Constructed of buff-colored brick, the auditorium’s form is basic and geometric. Its design elements, including a curved entrance portico with illuminated glass block sidelights, entry stone with modernist relief lettering and geometric foliage, and its International style windows all add up to a simply beautiful and graceful Art Deco Streamline Modern exterior. The design of the interior is likewise geometric and utilitarian, with Art Deco details in its theater seats.
The overall condition of the Municipal Auditorium is quite good and the building is in active use for its original purpose. Its walls are solid and stable, the windows and doorways square and trimmed on the interior with birch and fir millwork in the original finish. Upgrading its facilities, including energy retrofit, addition of air conditioning and providing for handicap accessibility would ensure the building continues in its role as a central point and hub for community activities, entertainment and fellowship.

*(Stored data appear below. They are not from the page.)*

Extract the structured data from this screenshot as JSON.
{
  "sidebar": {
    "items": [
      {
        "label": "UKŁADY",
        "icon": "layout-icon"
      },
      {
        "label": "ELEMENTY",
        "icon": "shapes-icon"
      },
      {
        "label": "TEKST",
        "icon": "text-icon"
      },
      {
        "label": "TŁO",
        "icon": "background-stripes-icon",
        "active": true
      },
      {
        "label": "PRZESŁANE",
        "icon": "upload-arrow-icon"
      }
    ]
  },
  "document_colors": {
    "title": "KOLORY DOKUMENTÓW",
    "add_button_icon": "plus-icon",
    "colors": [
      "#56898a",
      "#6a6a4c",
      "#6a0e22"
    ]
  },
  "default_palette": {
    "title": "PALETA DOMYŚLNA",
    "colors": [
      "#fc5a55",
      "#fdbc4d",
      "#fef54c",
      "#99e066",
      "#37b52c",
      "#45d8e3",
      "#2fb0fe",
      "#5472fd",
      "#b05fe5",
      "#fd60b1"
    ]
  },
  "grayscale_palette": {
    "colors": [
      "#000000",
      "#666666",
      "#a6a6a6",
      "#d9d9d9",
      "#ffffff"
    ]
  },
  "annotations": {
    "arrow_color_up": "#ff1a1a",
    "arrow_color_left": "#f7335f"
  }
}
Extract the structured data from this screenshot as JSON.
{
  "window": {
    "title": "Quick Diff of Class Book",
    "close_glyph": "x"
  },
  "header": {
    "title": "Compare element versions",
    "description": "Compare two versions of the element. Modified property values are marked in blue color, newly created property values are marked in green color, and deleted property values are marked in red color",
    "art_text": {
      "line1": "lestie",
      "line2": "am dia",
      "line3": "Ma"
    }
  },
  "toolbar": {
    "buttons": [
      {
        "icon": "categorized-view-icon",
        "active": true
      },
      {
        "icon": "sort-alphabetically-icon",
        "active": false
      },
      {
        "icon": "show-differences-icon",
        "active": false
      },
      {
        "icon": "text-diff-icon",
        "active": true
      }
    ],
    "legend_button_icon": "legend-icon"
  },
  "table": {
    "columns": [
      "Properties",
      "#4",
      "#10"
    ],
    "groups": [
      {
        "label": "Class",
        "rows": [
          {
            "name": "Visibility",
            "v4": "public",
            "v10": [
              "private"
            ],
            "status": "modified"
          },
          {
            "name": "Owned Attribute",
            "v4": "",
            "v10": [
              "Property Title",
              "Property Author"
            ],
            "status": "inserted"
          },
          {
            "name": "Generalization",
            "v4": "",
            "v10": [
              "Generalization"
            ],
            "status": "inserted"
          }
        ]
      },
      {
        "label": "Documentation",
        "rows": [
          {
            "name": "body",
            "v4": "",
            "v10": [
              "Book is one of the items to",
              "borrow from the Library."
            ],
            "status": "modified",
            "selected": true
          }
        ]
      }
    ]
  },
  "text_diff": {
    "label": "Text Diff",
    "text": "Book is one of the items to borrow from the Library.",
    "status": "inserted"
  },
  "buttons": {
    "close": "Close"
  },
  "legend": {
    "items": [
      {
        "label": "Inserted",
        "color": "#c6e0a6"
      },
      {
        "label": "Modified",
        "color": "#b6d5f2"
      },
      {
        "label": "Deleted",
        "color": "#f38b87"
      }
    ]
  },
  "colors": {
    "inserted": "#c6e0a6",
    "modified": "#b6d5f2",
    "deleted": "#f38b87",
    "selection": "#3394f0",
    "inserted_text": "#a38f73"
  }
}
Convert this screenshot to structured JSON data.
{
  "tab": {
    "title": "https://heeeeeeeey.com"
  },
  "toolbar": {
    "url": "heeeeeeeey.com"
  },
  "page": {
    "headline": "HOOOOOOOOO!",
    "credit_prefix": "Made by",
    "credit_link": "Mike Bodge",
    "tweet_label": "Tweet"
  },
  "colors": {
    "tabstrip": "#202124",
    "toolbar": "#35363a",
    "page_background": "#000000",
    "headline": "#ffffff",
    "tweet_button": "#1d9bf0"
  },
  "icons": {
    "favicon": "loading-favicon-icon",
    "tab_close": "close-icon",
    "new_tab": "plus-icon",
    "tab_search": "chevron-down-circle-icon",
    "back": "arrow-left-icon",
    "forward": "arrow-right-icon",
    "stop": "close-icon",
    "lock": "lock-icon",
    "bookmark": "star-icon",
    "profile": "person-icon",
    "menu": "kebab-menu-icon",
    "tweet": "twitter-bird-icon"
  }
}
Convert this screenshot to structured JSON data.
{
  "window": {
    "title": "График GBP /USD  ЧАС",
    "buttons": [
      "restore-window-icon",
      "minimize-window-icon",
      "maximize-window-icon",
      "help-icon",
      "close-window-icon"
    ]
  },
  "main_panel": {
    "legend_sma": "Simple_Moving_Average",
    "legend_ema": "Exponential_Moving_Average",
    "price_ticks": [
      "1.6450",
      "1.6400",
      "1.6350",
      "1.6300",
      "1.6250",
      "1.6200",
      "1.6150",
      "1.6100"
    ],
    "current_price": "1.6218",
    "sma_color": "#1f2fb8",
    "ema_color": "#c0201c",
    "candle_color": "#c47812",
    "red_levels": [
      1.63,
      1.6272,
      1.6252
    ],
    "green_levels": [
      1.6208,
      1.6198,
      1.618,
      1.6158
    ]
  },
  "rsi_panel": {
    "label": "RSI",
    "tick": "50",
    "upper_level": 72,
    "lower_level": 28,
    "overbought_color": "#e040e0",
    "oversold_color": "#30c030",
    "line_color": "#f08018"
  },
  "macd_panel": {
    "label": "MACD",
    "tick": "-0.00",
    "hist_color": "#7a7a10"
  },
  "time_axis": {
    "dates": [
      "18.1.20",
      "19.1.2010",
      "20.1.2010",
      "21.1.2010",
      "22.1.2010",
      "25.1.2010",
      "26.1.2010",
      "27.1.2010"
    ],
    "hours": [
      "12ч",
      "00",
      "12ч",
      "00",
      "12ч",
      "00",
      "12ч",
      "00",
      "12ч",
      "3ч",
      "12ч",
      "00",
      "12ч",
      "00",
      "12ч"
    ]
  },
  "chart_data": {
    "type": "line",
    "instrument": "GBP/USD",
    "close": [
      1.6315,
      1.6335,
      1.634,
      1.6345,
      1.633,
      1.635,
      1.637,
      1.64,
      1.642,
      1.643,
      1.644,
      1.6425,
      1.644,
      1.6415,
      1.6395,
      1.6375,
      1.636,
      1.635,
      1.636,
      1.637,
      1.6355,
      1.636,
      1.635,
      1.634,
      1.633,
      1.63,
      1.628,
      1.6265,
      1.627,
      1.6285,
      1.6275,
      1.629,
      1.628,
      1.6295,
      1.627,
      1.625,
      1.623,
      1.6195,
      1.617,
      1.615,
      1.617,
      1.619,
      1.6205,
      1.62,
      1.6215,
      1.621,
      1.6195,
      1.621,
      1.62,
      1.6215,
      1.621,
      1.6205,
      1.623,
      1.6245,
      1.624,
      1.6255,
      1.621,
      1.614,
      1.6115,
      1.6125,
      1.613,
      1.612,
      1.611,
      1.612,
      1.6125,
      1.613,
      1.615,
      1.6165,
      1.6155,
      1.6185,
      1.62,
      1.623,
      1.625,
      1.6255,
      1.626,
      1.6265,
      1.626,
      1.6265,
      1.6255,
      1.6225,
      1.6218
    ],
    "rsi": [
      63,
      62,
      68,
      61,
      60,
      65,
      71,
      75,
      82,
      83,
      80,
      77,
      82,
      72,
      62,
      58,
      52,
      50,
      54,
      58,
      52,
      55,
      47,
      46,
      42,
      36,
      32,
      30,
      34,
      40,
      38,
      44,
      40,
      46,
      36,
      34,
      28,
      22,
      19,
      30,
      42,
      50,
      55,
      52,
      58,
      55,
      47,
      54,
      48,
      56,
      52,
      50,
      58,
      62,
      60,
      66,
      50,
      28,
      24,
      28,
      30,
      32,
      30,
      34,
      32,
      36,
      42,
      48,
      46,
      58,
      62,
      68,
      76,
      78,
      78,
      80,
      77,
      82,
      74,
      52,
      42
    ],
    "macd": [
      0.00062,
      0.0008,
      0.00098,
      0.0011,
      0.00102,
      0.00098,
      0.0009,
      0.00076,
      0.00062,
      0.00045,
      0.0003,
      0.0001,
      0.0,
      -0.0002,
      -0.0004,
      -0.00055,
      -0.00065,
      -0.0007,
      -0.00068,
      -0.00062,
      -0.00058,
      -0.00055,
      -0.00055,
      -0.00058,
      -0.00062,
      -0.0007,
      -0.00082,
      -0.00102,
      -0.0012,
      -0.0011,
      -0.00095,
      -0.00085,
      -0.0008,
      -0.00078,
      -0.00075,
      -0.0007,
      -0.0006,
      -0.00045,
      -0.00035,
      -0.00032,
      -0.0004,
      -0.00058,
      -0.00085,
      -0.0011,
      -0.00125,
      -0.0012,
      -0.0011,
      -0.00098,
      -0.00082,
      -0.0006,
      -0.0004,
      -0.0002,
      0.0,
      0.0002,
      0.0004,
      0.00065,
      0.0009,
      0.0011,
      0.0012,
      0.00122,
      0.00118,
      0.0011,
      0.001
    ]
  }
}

It is feared that the Auditorium building will be demolished for the construction of a parking lot for the adjacent Lafayette County Jail.
Listed in 2009, 2010, 2011 and as a watched property in 2012.
Update: The non-profit Lexington Auditorium Association was formed and the City of Lexington has recently agreed to grant them a 99-year lease. After it is passed into ordinance on April 10, 2012, a major donor campaign will be kicked off, utilizing the State’s Neighborhood Assistance Program (NAP) Credits. The building will be retrofitted to meet ADA requirements and the auditorium returned to its original purpose, hosting both private and civic functions.